## Importando variáveis de ambiente
Esse notebook prevê a existência de 2 variáveis de ambiente no arquivo .env desse projeto:
- DATA_FOLDER
- TRAINED_MODELS_FOLDER
- DATASET_FOLDER

In [8]:
from dotenv import load_dotenv
import os

load_dotenv(dotenv_path=".env", override=True)

DATA_FOLDER = os.getenv("DATA_FOLDER")
TRAINED_MODELS_FOLDER = os.getenv("TRAINED_MODELS_FOLDER")
DATASET_FOLDER = os.getenv("DATASET_FOLDER")

## Bibliotecas

In [9]:
import torch
import torch.nn as nn
import torch.nn.functional as F

from torchvision import models, transforms
from PIL import Image
import pandas as pd
import numpy as np

import sqlite3
import faiss

import matplotlib.pyplot as plt
from collections import defaultdict

## Configurações

In [10]:
model_path = os.path.join(TRAINED_MODELS_FOLDER, "best_resnet50.pth")  # caminho do modelo treinado

DB_PATH = os.path.join(DATA_FOLDER, "metadata.db")

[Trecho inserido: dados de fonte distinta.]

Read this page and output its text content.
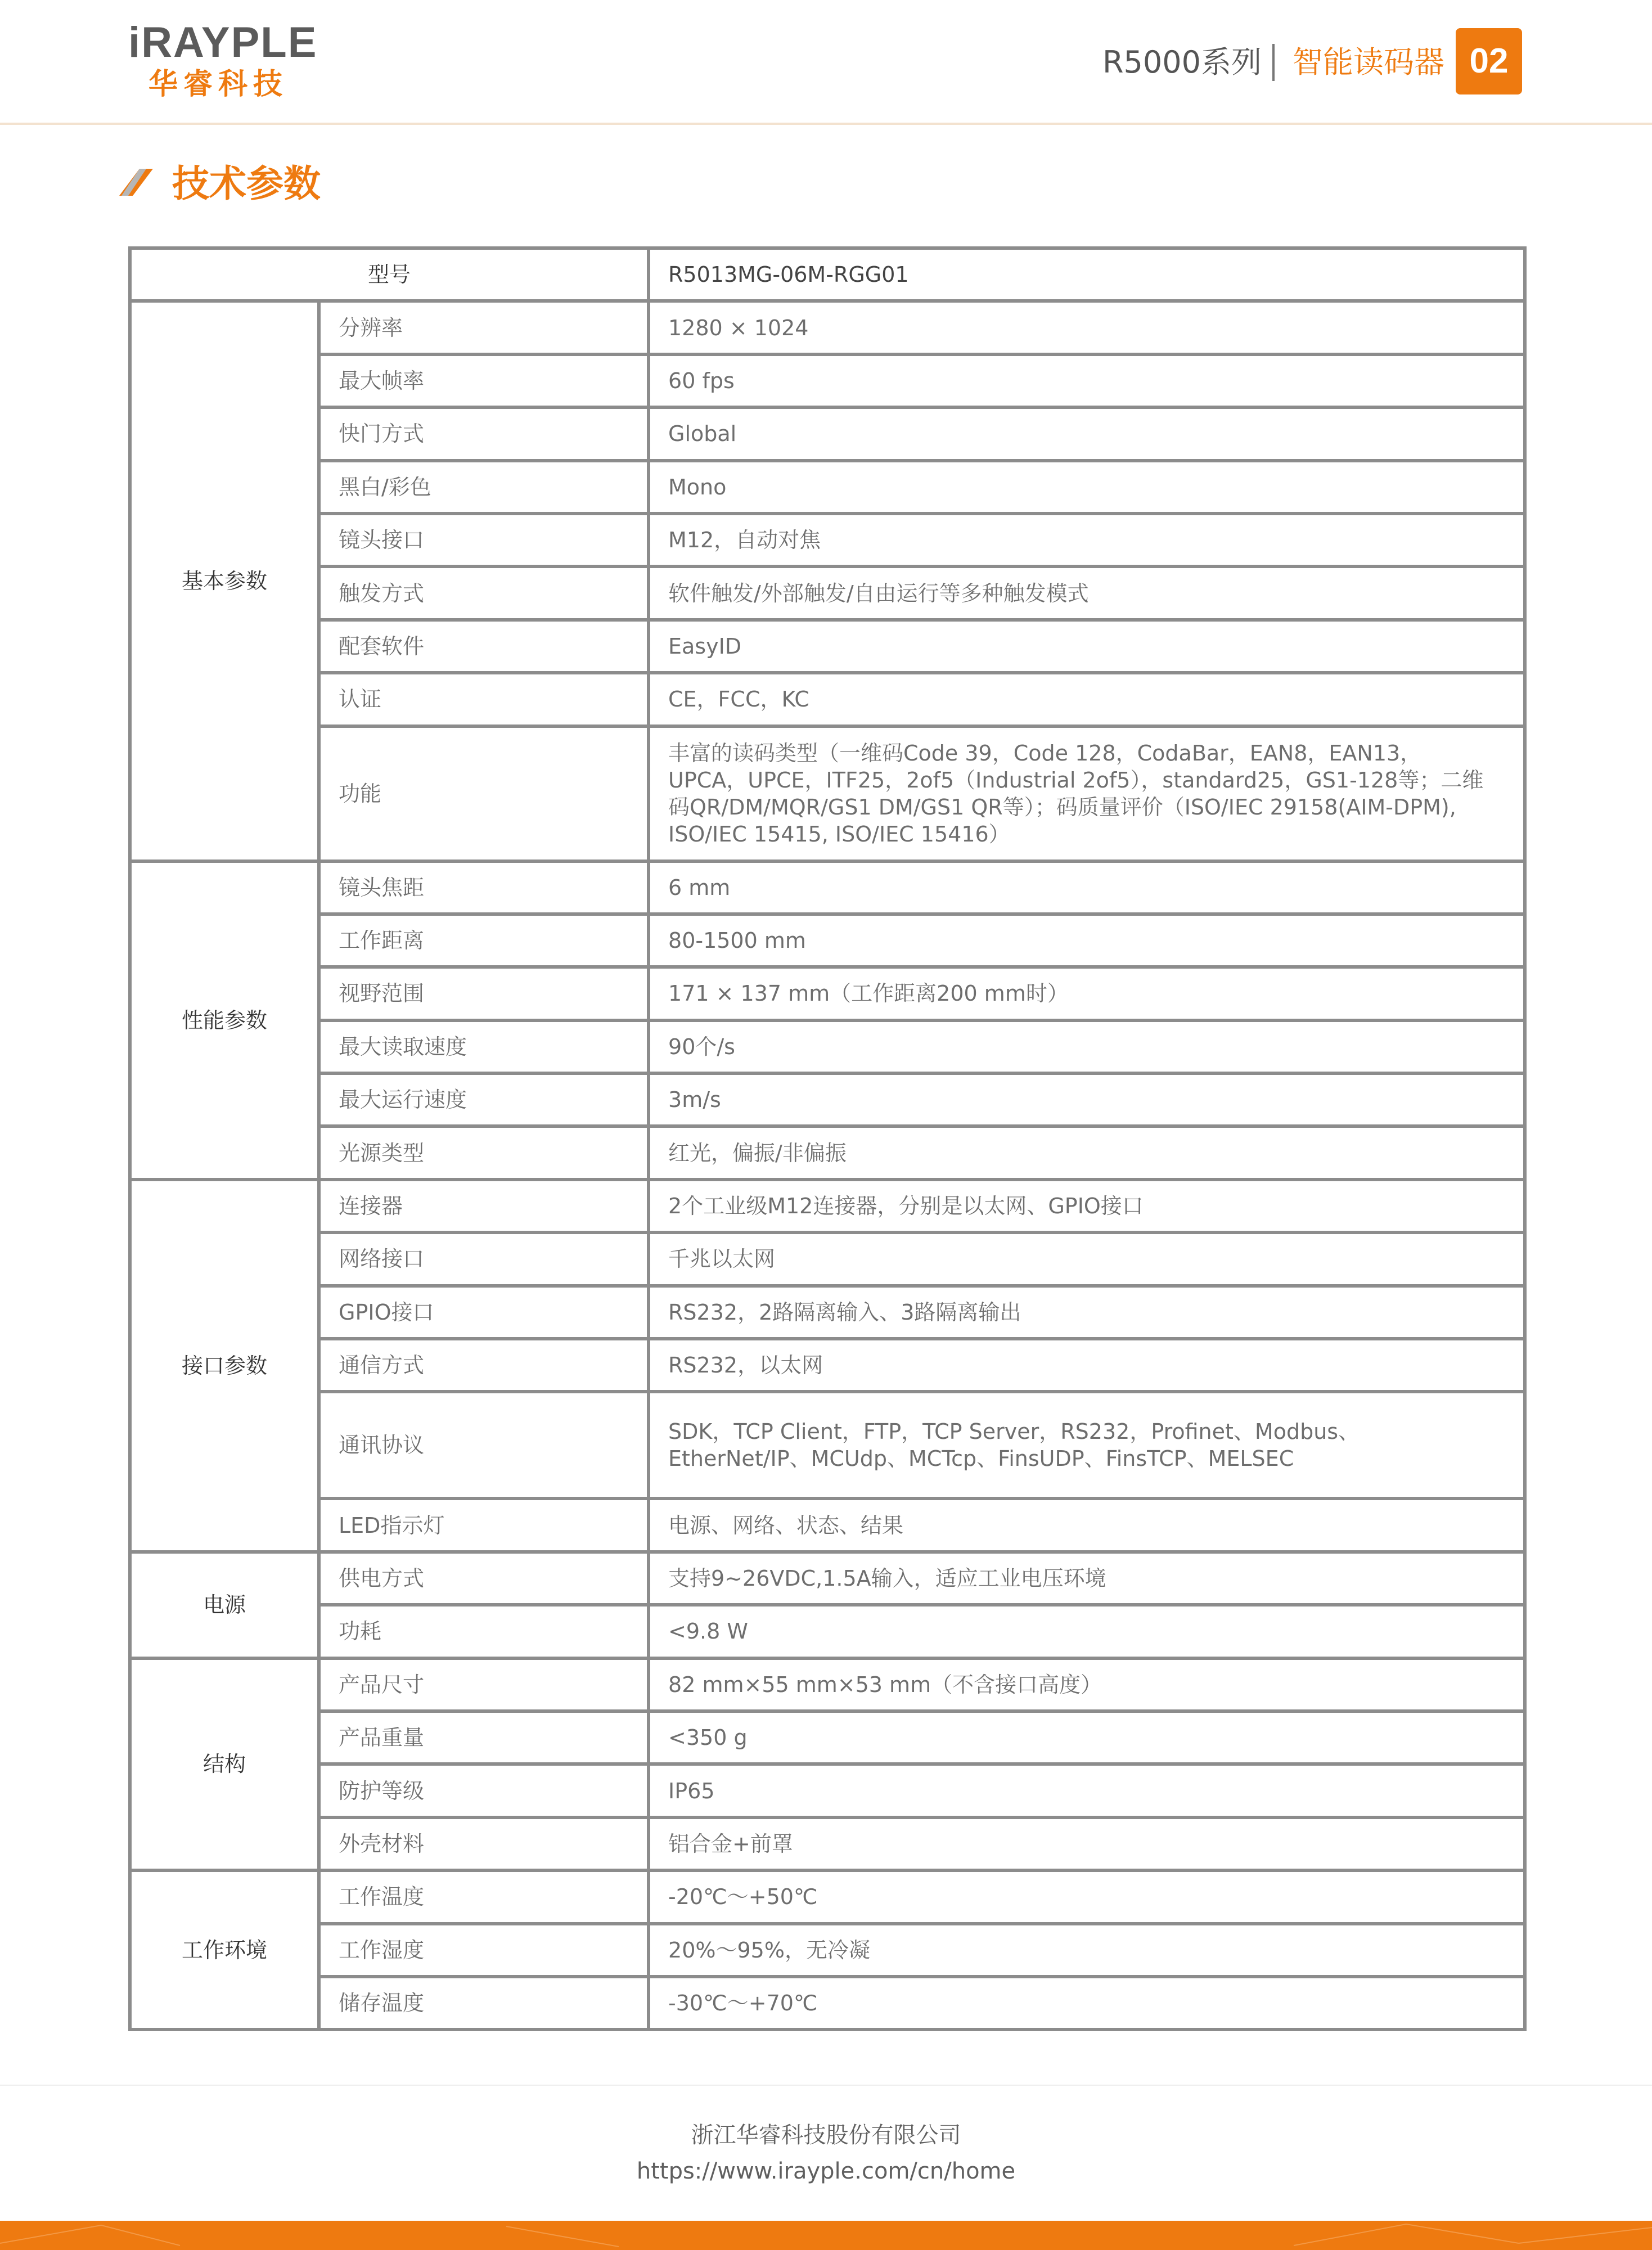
iRAYPLE
华睿科技
R5000系列 智能读码器 02
技术参数
型号		R5013MG-06M-RGG01
基本参数	分辨率	1280 × 1024
	最大帧率	60 fps
	快门方式	Global
	黑白/彩色	Mono
	镜头接口	M12，自动对焦
	触发方式	软件触发/外部触发/自由运行等多种触发模式
	配套软件	EasyID
	认证	CE，FCC，KC
	功能	丰富的读码类型（一维码Code 39，Code 128，CodaBar，EAN8，EAN13，UPCA，UPCE，ITF25，2of5（Industrial 2of5），standard25，GS1-128等；二维码QR/DM/MQR/GS1 DM/GS1 QR等）；码质量评价（ISO/IEC 29158(AIM-DPM), ISO/IEC 15415, ISO/IEC 15416）
性能参数	镜头焦距	6 mm
	工作距离	80-1500 mm
	视野范围	171 × 137 mm（工作距离200 mm时）
	最大读取速度	90个/s
	最大运行速度	3m/s
	光源类型	红光，偏振/非偏振
接口参数	连接器	2个工业级M12连接器，分别是以太网、GPIO接口
	网络接口	千兆以太网
	GPIO接口	RS232，2路隔离输入、3路隔离输出
	通信方式	RS232，以太网
	通讯协议	SDK，TCP Client，FTP，TCP Server，RS232，Profinet、Modbus、EtherNet/IP、MCUdp、MCTcp、FinsUDP、FinsTCP、MELSEC
	LED指示灯	电源、网络、状态、结果
电源	供电方式	支持9~26VDC,1.5A输入，适应工业电压环境
	功耗	<9.8 W
结构	产品尺寸	82 mm×55 mm×53 mm（不含接口高度）
	产品重量	<350 g
	防护等级	IP65
	外壳材料	铝合金+前罩
工作环境	工作温度	-20℃～+50℃
	工作湿度	20%～95%，无冷凝
	储存温度	-30℃～+70℃
浙江华睿科技股份有限公司
https://www.irayple.com/cn/home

device = "cuda" if torch.cuda.is_available() else "cpu"

TOP_K_CLASSES = 3
TOP_K_RESULTS = 3   # por classe

num_classes = 30

## Transform

In [11]:
transform = transforms.Compose([
    transforms.Resize((224, 224)),
    transforms.ToTensor(),
    transforms.Normalize(mean=[0.485, 0.456, 0.406],
                         std=[0.229, 0.224, 0.225])
])

## Carrega o modelo ResNet50 para classificação e extração de características

In [12]:
model = models.resnet50(weights=models.ResNet50_Weights.IMAGENET1K_V2)

model.fc = torch.nn.Linear(model.fc.in_features, num_classes)

model.load_state_dict(torch.load(model_path, map_location=device))

model.to(device)
model.eval()

feature_extractor = nn.Sequential(*list(model.children())[:-1])
feature_extractor.eval()

Sequential(
  (0): Conv2d(3, 64, kernel_size=(7, 7), stride=(2, 2), padding=(3, 3), bias=False)
  (1): BatchNorm2d(64, eps=1e-05, momentum=0.1, affine=True, track_running_stats=True)
  (2): ReLU(inplace=True)
  (3): MaxPool2d(kernel_size=3, stride=2, padding=1, dilation=1, ceil_mode=False)
  (4): Sequential(
    (0): Bottleneck(
      (conv1): Conv2d(64, 64, kernel_size=(1, 1), stride=(1, 1), bias=False)
      (bn1): BatchNorm2d(64, eps=1e-05, momentum=0.1, affine=True, track_running_stats=True)
      (conv2): Conv2d(64, 64, kernel_size=(3, 3), stride=(1, 1), padding=(1, 1), bias=False)
      (bn2): BatchNorm2d(64, eps=1e-05, momentum=0.1, affine=True, track_running_stats=True)
      (conv3): Conv2d(64, 256, kernel_size=(1, 1), stride=(1, 1), bias=False)
      (bn3): BatchNorm2d(256, eps=1e-05, momentum=0.1, affine=True, track_running_stats=True)
      (relu): ReLU(inplace=True)
      (downsample): Sequential(
        (0): Conv2d(64, 256, kernel_size=(1, 1), stride=(1, 1), bias=False)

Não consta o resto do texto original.